In the first week, as the syllabus was introduced, it was suggested that we conceive an initial idea for a final project which might utilise the full scope of the techniques covered in the course. This seemed a little daunting, as some of the processes we'd cover in the later weeks were completely new to me.
Given how much time HTMaA was going to take up, I wanted to come up with something that would cohere with my research in the studio. It would also need to be a construction, ideally involving digital and moving mechanical elements. In my current project, I've been exploring ideas around parasitism: systems which attach themselves to others, or appropriate elements of other bodies or environments for their own proliferation. Parasites are structurally interesting because they are often quite simple things; without their hosts, they are incomplete. I've been interested in questions of metabolism: how does the parasitic relation figure as a social and energetic interaction? After all, feeding is a social interface, especially if it's off of one another.
I arrived at a possible project, more of a one-liner than a piece of work: a tank containing a bitcoin mining rig (essentially a couple of GPUs running intensive calculations) submerged within an oil-based cooling system, which gets warm enough (around 60C) to cook meat in the manner of a sous-vide, titled 'proof of steak'. for some time now I've been interested in blockchain protocols and the amount of energy they consume. bitcoin, for example, is projected to use as much energy as a small nation by the end of this decade, because it runs on a 'proof of work' algorithm which essentially involved brute-forcing a very difficult calculation. it takes a lot of energy to run a decentralised system; perhaps trust is a byproduct of heat. 'proof of stake', meanwhile, is a possible (though yet untested) alternative.
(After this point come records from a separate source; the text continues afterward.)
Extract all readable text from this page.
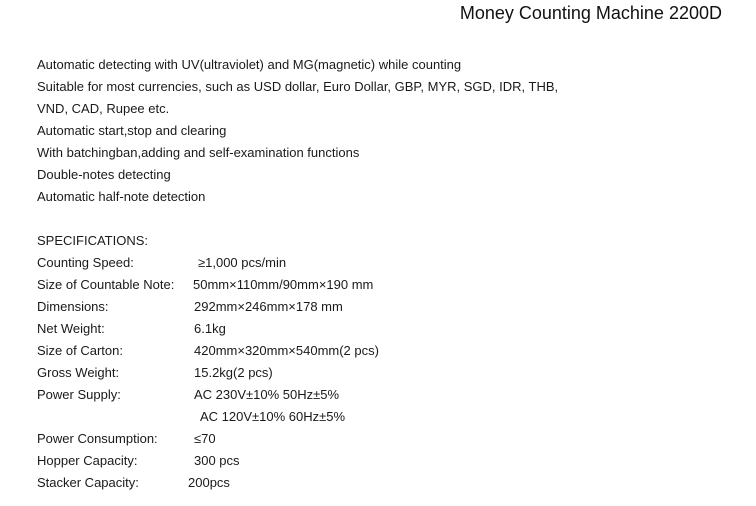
Money Counting Machine 2200D
Automatic detecting with UV(ultraviolet) and MG(magnetic) while counting
Suitable for most currencies, such as USD dollar, Euro Dollar, GBP, MYR, SGD, IDR, THB,
VND, CAD, Rupee etc.
Automatic start,stop and clearing
With batchingban,adding and self-examination functions
Double-notes detecting
Automatic half-note detection
SPECIFICATIONS:
Counting Speed:	≥1,000 pcs/min
Size of Countable Note: 50mm×110mm/90mm×190 mm
Dimensions:	292mm×246mm×178 mm
Net Weight:	6.1kg
Size of Carton:	420mm×320mm×540mm(2 pcs)
Gross Weight:	15.2kg(2 pcs)
Power Supply:	AC 230V±10% 50Hz±5%
AC 120V±10% 60Hz±5%
Power Consumption:	≤70
Hopper Capacity:	300 pcs
Stacker Capacity:	200pcs
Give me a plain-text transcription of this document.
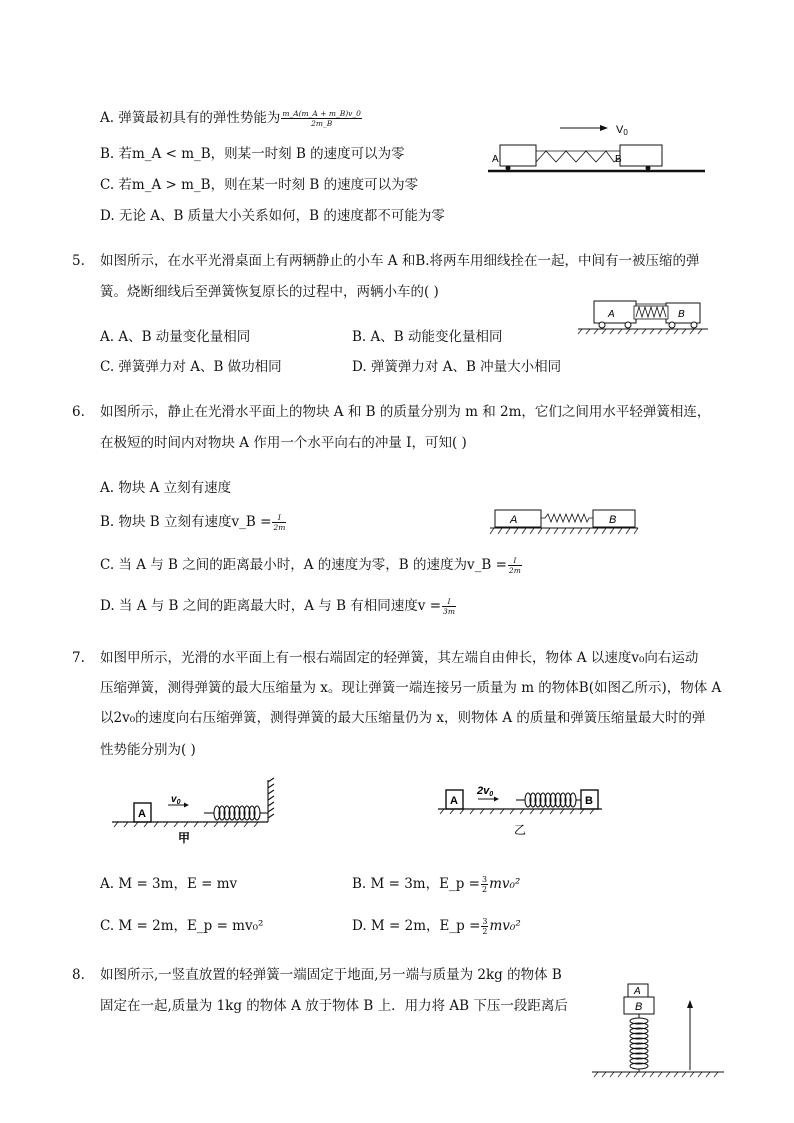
A. 弹簧最初具有的弹性势能为 $\frac{m\_A(m\_A + m\_B)v\_0}{2m\_B}$
B. 若m_A < m_B，则某一时刻 B 的速度可以为零
C. 若m_A > m_B，则在某一时刻 B 的速度可以为零
D. 无论 A、B 质量大小关系如何，B 的速度都不可能为零
V0
A	B
5. 如图所示，在水平光滑桌面上有两辆静止的小车 A 和B.将两车用细线拴在一起，中间有一被压缩的弹
簧。烧断细线后至弹簧恢复原长的过程中，两辆小车的( )
A. A、B 动量变化量相同	B. A、B 动能变化量相同
C. 弹簧弹力对 A、B 做功相同	D. 弹簧弹力对 A、B 冲量大小相同
A	B
6. 如图所示，静止在光滑水平面上的物块 A 和 B 的质量分别为 m 和 2m，它们之间用水平轻弹簧相连，
在极短的时间内对物块 A 作用一个水平向右的冲量 I，可知( )
A. 物块 A 立刻有速度
B. 物块 B 立刻有速度v_B = $\frac{I}{2m}$
C. 当 A 与 B 之间的距离最小时，A 的速度为零，B 的速度为v_B = $\frac{I}{2m}$
D. 当 A 与 B 之间的距离最大时，A 与 B 有相同速度$v = \frac{I}{3m}$
A	B
7. 如图甲所示，光滑的水平面上有一根右端固定的轻弹簧，其左端自由伸长，物体 A 以速度v₀向右运动
压缩弹簧，测得弹簧的最大压缩量为 x。现让弹簧一端连接另一质量为 m 的物体B(如图乙所示)，物体 A
以2v₀的速度向右压缩弹簧，测得弹簧的最大压缩量仍为 x，则物体 A 的质量和弹簧压缩量最大时的弹
性势能分别为( )
A
$v_0$
甲
A
2v0
B
乙
A. M = 3m，E = mv	B. M = 3m，E_p = $\frac{3}{2} mv_0^2$
C. M = 2m，E_p = mv₀²	D. M = 2m，E_p = $\frac{3}{2} mv_0^2$
8. 如图所示,一竖直放置的轻弹簧一端固定于地面,另一端与质量为 2kg 的物体 B
固定在一起,质量为 1kg 的物体 A 放于物体 B 上．用力将 AB 下压一段距离后
A
B
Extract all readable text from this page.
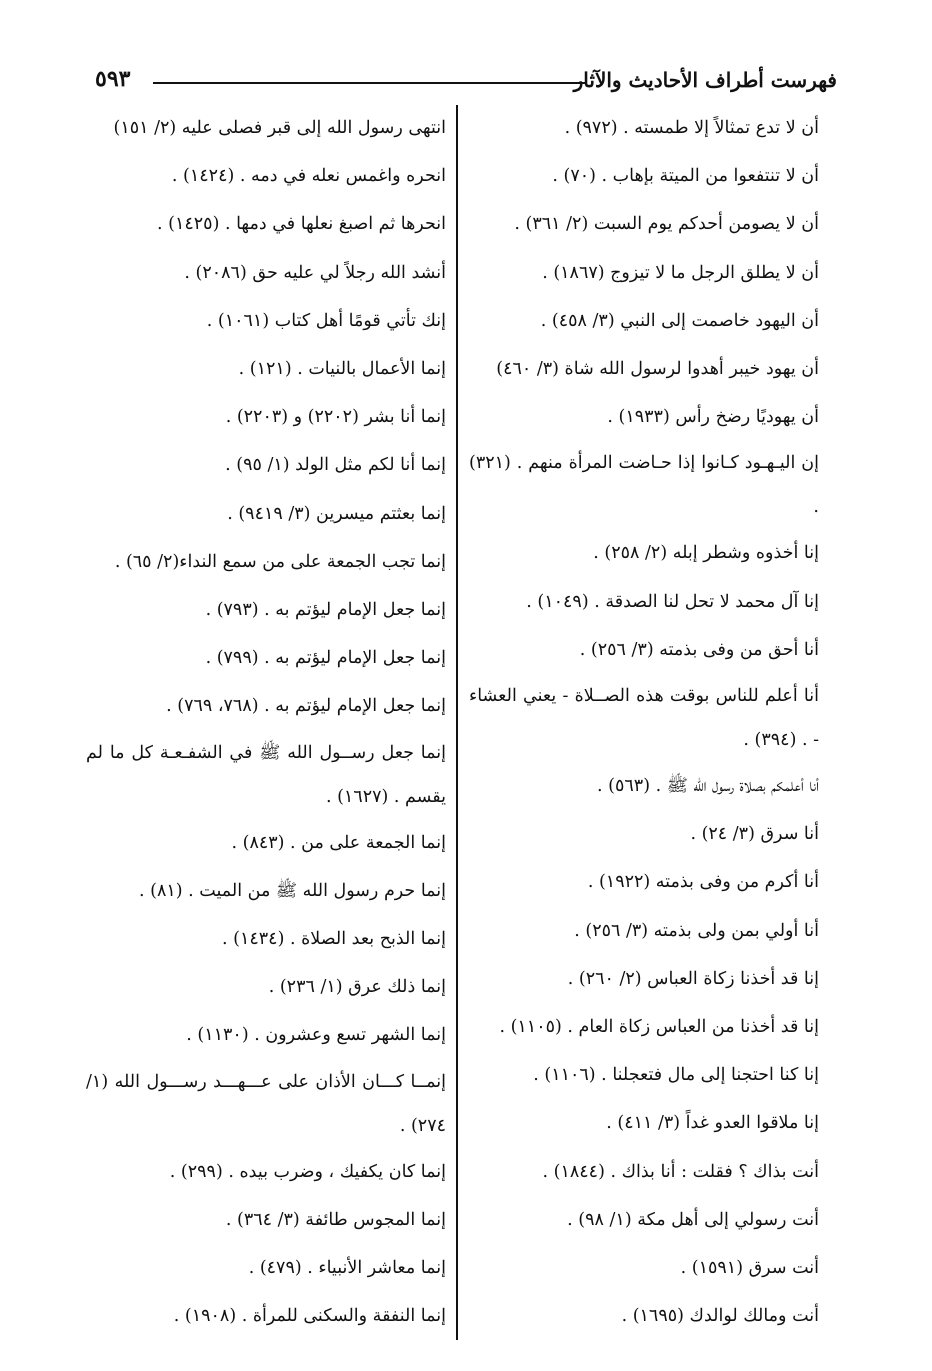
فهرست أطراف الأحاديث والآثار
٥٩٣

أن لا تدع تمثالاً إلا طمسته . (٩٧٢) .

أن لا تنتفعوا من الميتة بإهاب . (٧٠) .

أن لا يصومن أحدكم يوم السبت (٢/ ٣٦١) .

أن لا يطلق الرجل ما لا تيزوج (١٨٦٧) .

أن اليهود خاصمت إلى النبي (٣/ ٤٥٨) .

أن يهود خيبر أهدوا لرسول الله شاة (٣/ ٤٦٠)

أن يهوديًا رضخ رأس (١٩٣٣) .

إن اليـهـود كـانوا إذا حـاضت المرأة منهم . (٣٢١) .

إنا أخذوه وشطر إبله (٢/ ٢٥٨) .

إنا آل محمد لا تحل لنا الصدقة . (١٠٤٩) .

أنا أحق من وفى بذمته (٣/ ٢٥٦) .

أنا أعلم للناس بوقت هذه الصــلاة - يعني العشاء - . (٣٩٤) .

أنا أعلمكم بصلاة رسول الله ﷺ . (٥٦٣) .

أنا سرق (٣/ ٢٤) .

أنا أكرم من وفى بذمته (١٩٢٢) .

أنا أولي بمن ولى بذمته (٣/ ٢٥٦) .

إنا قد أخذنا زكاة العباس (٢/ ٢٦٠) .

إنا قد أخذنا من العباس زكاة العام . (١١٠٥) .

إنا كنا احتجنا إلى مال فتعجلنا . (١١٠٦) .

إنا ملاقوا العدو غداً (٣/ ٤١١) .

أنت بذاك ؟ فقلت : أنا بذاك . (١٨٤٤) .

أنت رسولي إلى أهل مكة (١/ ٩٨) .

أنت سرق (١٥٩١) .

أنت ومالك لوالدك (١٦٩٥) .

انتهى رسول الله إلى قبر فصلى عليه (٢/ ١٥١)

انحره واغمس نعله في دمه . (١٤٢٤) .

انحرها ثم اصبغ نعلها في دمها . (١٤٢٥) .

أنشد الله رجلاً لي عليه حق (٢٠٨٦) .

إنك تأتي قومًا أهل كتاب (١٠٦١) .

إنما الأعمال بالنيات . (١٢١) .

إنما أنا بشر (٢٢٠٢) و (٢٢٠٣) .

إنما أنا لكم مثل الولد (١/ ٩٥) .

إنما بعثتم ميسرين (٣/ ٩٤١٩) .

إنما تجب الجمعة على من سمع النداء(٢/ ٦٥) .

إنما جعل الإمام ليؤتم به . (٧٩٣) .

إنما جعل الإمام ليؤتم به . (٧٩٩) .

إنما جعل الإمام ليؤتم به . (٧٦٨، ٧٦٩) .

إنما جعل رســول الله ﷺ في الشفـعـة كل ما لم يقسم . (١٦٢٧) .

إنما الجمعة على من . (٨٤٣) .

إنما حرم رسول الله ﷺ من الميت . (٨١) .

إنما الذبح بعد الصلاة . (١٤٣٤) .

إنما ذلك عرق (١/ ٢٣٦) .

إنما الشهر تسع وعشرون . (١١٣٠) .

إنمــا كـــان الأذان على عـــهـــد رســـول الله (١/ ٢٧٤) .

إنما كان يكفيك ، وضرب بيده . (٢٩٩) .

إنما المجوس طائفة (٣/ ٣٦٤) .

إنما معاشر الأنبياء . (٤٧٩) .

إنما النفقة والسكنى للمرأة . (١٩٠٨) .
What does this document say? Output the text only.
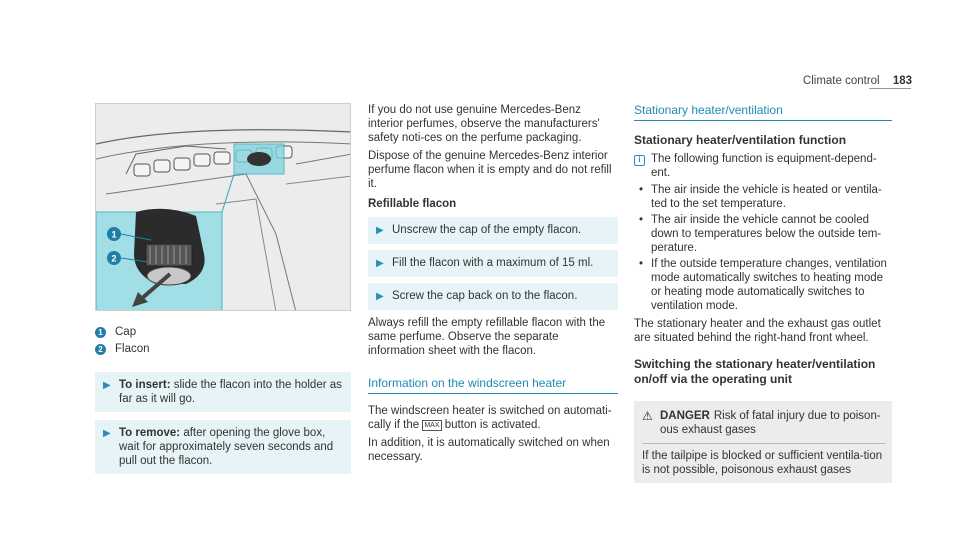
Climate control 183
1
2
1 Cap
2 Flacon
▶ To insert: slide the flacon into the holder as far as it will go.
▶ To remove: after opening the glove box, wait for approximately seven seconds and pull out the flacon.

If you do not use genuine Mercedes-Benz interior perfumes, observe the manufacturers' safety noti-ces on the perfume packaging.

Dispose of the genuine Mercedes-Benz interior perfume flacon when it is empty and do not refill it.

Refillable flacon
▶ Unscrew the cap of the empty flacon.
▶ Fill the flacon with a maximum of 15 ml.
▶ Screw the cap back on to the flacon.

Always refill the empty refillable flacon with the same perfume. Observe the separate information sheet with the flacon.

Information on the windscreen heater

The windscreen heater is switched on automati-cally if the MAX button is activated.

In addition, it is automatically switched on when necessary.

Stationary heater/ventilation
Stationary heater/ventilation function
i The following function is equipment-depend-ent.
• The air inside the vehicle is heated or ventila-ted to the set temperature.
• The air inside the vehicle cannot be cooled down to temperatures below the outside tem-perature.
• If the outside temperature changes, ventilation mode automatically switches to heating mode or heating mode automatically switches to ventilation mode.

The stationary heater and the exhaust gas outlet are situated behind the right-hand front wheel.

Switching the stationary heater/ventilation on/off via the operating unit
⚠ DANGER Risk of fatal injury due to poison-ous exhaust gases
If the tailpipe is blocked or sufficient ventila-tion is not possible, poisonous exhaust gases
Whether or not I actually end up making this particular project as the weeks wear on, I proceeded with this week's assignment of modelling the thing in a few different kinds of 3D software. The first I tried was Antimony, a simple but quite powerful node-based programme which Neil described using some technical terms I can no longer recall but I am assured that it uses a rather different kind of mathematics to conventional modelling tools. My current design is as simple as can be: the GPU shared the tank with the beef, which is hooked on a small winch which can raise or lower it out of the bath, perhaps according to a timer. In an ideal world, there would be an automated mechanism for vacuum packing and un-packing the meat before and after the cooking process. One for the weeks to come, perhaps.
I also modelled the project in cinema 4D, with which I'm a little familiar. It renders very nicely with but is really more geared towards making animations. My favourite software to use was probably Autodesk's Fusion 360, which seems like a pretty good all round package for CAD work. It's clunky and quite frustrating at times, but it is at least intuitive to learn; plus, apparently the industry is moving towards packages like Fusion. I admit I tried freeCAD but found the interface quite challenging - it might be worth learning if I have more time in future.